Demand for Emergency Care is increasing year on year and as a Trust we have exhausted all available opportunities to expand and adapt our services within our existing footprint. Our current Emergency Department (ED) was built in 1984 and has delivered outstanding care to our patients, however as demand increases the department’s ability to work flexibly and adapt to new ways of working is limited. With this in mind, and taking into account emerging models of care, learning from the pandemic experience and building on closer partnership links, the Trust made the decision to revise the plans to refurbish the current Emergency Department and embark upon a new build approach. The building will be situated next to the current ED building with the aim of ensuring our patients can be streamlined to the most appropriate clinical service based on their clinical need.

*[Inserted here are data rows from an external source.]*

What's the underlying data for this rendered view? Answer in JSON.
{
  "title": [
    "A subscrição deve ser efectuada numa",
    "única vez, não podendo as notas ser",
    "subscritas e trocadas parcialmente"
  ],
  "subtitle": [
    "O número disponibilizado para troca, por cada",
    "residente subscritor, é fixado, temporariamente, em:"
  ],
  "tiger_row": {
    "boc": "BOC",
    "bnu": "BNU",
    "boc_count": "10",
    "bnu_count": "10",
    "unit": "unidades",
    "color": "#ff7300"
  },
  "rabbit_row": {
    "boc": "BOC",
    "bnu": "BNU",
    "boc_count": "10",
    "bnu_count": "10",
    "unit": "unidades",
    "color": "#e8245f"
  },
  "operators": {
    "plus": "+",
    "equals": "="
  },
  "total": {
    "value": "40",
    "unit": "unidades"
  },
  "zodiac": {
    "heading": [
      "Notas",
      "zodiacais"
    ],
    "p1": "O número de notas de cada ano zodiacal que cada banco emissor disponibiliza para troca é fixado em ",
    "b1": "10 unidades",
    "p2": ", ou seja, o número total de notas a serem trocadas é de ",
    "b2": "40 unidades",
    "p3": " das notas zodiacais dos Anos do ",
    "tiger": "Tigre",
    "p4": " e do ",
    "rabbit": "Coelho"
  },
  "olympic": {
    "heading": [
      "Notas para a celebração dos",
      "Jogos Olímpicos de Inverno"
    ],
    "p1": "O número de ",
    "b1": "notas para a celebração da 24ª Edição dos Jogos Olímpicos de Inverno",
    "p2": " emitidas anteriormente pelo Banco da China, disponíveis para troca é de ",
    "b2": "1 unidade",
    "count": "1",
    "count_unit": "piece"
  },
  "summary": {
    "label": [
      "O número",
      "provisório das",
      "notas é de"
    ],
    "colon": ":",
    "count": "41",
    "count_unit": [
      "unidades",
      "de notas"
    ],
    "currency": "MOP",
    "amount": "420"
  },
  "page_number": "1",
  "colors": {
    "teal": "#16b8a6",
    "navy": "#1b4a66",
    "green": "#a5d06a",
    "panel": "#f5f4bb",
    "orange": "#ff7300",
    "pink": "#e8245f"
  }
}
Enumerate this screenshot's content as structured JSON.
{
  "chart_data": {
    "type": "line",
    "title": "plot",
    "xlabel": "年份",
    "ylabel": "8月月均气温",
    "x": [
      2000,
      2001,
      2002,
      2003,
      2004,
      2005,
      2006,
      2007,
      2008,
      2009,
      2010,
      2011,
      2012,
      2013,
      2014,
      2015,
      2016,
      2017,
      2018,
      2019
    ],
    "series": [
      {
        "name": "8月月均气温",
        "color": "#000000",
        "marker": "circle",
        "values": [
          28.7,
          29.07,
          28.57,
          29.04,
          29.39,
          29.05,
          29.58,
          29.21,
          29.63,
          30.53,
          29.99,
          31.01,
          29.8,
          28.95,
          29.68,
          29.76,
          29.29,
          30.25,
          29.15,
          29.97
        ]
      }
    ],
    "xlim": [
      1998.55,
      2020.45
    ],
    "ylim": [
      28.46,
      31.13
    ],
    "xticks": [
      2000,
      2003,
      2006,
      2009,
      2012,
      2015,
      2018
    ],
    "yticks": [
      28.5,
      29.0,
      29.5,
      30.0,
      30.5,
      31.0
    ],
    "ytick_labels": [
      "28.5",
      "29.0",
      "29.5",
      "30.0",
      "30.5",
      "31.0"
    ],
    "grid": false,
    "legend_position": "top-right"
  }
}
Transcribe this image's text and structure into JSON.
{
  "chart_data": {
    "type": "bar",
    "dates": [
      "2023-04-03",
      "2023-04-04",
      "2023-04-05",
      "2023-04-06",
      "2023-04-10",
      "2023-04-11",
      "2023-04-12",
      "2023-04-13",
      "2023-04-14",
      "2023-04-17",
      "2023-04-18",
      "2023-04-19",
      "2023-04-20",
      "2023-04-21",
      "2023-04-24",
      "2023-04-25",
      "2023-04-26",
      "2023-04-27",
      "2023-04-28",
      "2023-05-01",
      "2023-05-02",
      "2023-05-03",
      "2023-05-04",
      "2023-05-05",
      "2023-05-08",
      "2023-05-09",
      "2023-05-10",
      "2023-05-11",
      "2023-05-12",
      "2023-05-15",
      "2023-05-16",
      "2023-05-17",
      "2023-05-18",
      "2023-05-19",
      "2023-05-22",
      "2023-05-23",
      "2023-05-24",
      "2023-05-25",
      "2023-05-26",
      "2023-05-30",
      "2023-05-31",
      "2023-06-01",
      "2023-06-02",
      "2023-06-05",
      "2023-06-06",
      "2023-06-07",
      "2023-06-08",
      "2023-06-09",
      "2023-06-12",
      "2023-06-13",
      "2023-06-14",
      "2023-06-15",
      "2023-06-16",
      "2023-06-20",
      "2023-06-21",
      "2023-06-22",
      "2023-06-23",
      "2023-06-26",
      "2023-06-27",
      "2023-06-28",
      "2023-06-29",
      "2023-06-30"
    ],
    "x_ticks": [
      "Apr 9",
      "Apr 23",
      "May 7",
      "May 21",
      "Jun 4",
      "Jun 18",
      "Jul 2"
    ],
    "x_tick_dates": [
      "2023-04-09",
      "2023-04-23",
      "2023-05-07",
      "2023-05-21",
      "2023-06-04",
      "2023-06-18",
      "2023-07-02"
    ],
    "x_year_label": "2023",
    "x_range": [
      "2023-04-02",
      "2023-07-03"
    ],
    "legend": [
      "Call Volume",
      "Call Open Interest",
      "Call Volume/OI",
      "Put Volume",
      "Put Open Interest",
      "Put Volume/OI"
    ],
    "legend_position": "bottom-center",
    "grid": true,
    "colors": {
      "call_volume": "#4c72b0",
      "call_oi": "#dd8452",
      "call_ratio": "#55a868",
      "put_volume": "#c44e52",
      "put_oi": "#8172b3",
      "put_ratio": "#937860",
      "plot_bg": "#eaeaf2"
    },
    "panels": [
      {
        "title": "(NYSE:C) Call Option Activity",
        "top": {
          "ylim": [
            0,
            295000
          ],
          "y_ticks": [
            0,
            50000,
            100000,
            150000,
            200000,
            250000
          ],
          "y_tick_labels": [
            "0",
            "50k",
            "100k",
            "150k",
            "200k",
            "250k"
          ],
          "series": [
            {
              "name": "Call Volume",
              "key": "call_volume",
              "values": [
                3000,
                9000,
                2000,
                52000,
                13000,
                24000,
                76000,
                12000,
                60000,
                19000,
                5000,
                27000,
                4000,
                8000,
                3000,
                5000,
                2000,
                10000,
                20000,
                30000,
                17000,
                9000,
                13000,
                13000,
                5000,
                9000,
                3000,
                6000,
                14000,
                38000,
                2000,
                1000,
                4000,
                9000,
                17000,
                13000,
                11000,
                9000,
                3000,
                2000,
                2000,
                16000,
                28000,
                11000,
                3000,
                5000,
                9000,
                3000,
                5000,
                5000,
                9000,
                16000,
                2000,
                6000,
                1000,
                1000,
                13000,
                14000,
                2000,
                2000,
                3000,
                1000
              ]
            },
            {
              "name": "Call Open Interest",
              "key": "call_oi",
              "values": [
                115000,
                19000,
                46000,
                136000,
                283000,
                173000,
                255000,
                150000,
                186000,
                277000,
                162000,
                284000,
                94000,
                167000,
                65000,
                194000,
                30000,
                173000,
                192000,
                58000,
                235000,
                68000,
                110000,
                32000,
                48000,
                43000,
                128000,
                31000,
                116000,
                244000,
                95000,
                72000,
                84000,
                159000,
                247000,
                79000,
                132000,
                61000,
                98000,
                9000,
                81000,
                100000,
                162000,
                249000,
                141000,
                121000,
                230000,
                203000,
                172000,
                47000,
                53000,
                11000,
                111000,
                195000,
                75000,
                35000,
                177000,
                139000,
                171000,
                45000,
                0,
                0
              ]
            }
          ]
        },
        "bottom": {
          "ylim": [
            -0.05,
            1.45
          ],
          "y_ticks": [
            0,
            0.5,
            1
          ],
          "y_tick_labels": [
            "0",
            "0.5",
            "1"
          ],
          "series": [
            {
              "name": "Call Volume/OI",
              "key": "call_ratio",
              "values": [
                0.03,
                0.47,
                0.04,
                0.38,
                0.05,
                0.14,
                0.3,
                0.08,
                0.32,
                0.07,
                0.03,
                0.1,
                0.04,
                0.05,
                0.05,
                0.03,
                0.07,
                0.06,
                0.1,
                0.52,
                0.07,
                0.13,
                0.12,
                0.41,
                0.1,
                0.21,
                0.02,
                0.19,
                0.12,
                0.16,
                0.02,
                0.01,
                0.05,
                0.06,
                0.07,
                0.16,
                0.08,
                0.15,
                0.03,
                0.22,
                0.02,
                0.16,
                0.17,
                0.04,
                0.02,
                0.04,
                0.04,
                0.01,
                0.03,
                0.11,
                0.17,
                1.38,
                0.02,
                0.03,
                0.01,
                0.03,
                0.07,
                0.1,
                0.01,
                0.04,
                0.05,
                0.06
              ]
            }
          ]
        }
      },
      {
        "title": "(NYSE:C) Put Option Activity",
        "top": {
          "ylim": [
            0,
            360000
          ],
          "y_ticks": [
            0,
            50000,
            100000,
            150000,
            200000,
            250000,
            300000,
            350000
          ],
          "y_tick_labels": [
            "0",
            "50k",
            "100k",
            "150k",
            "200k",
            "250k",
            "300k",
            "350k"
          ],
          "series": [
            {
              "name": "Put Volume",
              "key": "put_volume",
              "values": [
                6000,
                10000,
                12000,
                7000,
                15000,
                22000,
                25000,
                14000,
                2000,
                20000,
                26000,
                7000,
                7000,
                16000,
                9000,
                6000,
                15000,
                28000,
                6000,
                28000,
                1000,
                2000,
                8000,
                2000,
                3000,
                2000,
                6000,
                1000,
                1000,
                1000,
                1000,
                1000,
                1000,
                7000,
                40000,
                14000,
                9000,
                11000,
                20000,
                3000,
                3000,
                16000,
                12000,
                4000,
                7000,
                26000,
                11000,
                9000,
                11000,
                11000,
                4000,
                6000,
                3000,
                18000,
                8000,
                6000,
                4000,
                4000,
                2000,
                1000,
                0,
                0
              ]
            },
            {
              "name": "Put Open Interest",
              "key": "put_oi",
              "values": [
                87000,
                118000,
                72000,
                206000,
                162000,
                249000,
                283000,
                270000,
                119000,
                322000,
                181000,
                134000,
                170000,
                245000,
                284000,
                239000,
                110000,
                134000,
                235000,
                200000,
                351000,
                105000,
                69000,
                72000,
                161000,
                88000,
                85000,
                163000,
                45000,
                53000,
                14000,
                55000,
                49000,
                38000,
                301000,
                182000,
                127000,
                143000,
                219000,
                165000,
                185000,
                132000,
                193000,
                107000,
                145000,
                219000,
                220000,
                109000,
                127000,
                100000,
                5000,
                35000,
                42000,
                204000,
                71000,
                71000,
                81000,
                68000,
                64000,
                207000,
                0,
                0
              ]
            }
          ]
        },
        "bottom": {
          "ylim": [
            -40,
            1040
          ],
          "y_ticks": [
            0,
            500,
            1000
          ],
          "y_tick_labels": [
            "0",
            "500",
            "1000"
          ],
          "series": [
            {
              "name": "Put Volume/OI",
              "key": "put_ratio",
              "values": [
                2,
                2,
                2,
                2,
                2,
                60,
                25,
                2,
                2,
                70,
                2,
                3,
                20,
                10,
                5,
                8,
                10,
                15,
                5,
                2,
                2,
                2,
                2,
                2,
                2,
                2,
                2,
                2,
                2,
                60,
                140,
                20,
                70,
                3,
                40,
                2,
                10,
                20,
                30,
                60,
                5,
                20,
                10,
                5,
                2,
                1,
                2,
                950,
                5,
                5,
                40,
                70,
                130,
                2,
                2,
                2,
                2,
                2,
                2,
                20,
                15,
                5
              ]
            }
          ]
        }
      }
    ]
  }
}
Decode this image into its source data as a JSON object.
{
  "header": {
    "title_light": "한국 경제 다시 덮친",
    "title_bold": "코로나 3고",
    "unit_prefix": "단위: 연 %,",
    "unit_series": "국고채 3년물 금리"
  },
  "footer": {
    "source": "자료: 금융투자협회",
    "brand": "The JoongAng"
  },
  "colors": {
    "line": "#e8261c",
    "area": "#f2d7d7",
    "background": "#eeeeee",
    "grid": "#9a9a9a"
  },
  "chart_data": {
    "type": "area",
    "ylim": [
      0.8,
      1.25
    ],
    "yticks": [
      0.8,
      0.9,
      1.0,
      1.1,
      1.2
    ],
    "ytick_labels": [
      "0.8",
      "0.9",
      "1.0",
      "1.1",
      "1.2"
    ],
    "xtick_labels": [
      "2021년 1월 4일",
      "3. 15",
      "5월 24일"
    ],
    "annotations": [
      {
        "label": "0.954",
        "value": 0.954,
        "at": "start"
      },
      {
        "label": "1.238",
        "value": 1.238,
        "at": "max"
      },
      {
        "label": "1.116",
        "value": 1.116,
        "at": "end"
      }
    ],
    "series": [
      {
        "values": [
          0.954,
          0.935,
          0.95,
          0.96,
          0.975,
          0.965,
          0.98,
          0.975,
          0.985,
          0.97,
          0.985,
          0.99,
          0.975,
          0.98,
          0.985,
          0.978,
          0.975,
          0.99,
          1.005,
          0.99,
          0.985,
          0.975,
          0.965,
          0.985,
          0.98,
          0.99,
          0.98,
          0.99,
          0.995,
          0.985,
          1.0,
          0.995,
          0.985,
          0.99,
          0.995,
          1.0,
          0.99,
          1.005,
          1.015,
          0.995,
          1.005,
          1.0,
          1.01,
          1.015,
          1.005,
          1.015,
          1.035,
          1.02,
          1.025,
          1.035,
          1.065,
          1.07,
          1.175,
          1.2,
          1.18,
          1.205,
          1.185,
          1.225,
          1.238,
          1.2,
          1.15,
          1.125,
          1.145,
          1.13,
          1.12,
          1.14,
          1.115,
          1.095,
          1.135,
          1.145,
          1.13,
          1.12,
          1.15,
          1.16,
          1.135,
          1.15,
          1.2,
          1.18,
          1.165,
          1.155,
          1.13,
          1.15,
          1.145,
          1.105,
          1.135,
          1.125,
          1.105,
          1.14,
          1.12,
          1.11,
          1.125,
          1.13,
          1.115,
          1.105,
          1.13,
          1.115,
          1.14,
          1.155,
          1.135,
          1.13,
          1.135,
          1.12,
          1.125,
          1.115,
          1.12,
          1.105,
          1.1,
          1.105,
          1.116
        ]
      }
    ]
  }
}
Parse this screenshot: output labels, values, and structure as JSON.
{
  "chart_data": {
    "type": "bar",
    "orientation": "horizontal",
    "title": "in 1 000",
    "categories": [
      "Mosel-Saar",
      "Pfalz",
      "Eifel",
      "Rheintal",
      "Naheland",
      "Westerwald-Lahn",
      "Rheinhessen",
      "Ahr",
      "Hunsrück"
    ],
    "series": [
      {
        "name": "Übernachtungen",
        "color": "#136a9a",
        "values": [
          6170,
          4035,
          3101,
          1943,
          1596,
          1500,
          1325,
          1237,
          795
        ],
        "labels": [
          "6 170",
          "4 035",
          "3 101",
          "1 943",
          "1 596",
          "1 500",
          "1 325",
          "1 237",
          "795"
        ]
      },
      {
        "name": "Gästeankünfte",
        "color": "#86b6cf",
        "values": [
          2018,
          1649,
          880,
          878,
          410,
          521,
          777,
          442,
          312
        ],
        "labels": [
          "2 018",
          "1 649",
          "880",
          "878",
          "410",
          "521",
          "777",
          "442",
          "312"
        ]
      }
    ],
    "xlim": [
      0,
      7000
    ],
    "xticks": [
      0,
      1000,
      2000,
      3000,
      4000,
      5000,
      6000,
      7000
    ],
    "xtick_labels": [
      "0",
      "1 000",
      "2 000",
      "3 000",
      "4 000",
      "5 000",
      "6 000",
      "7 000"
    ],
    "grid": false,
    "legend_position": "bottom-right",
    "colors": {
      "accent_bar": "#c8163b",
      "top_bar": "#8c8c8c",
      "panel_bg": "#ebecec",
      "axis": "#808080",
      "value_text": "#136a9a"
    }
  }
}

Katherine Lendrum is the Trust’s Consultant in Emergency Care and Clinical Lead for the Emergency Department, she said: “This will make a huge difference and the team is incredibly excited to see work start on the building. This last 18 months have given us an opportunity to apply what we’ve learned throughout the pandemic, cement the partnerships we’ve developed and to strengthen new ways of working that ensure our patients’ experience is a good one.
“Whatever level of care you need, you will immediately be in the right place when you arrive at the door. Then it’s our job to assess you and make sure you see the right expert in the right part of our Emergency or Urgent Care Department as quickly as possible. This could be a GP, Advanced Nurse Practitioner, Therapist or Consultant, but it will be someone with the skills and expertise that you require.
“Making the best use of our resources is a key part of patient care by ensuring our patients are given the most appropriate care in the right place without placing undue pressure on our services. We have seen demand on services build at the hospital and to continue with our ED as it currently stands wasn’t an option in the long term. We are close to having outgrown it but additional capacity has been built into the design of the unit to change the way we can deliver care and improve the experience for our patients.”
By involving staff, partners and representatives across the Joined Up Care Derbyshire integrated health system in the creation of this new facility the new Urgent and Emergency Care Department will provide collaborative services that make the most of digital innovation and technology, best practice care and treatment and give patients the best possible outcomes through exceptional care.
The project will also include building a new paediatric assessment unit (PAU) alongside the Royal’s Nightingale Children’s Unit to ensure babies, children and youngsters with acute illness or injury are assessed, investigated, observed and treated with an expectation of discharge home in 12 hours or less. Work is due to start on that part of the development in the New Year.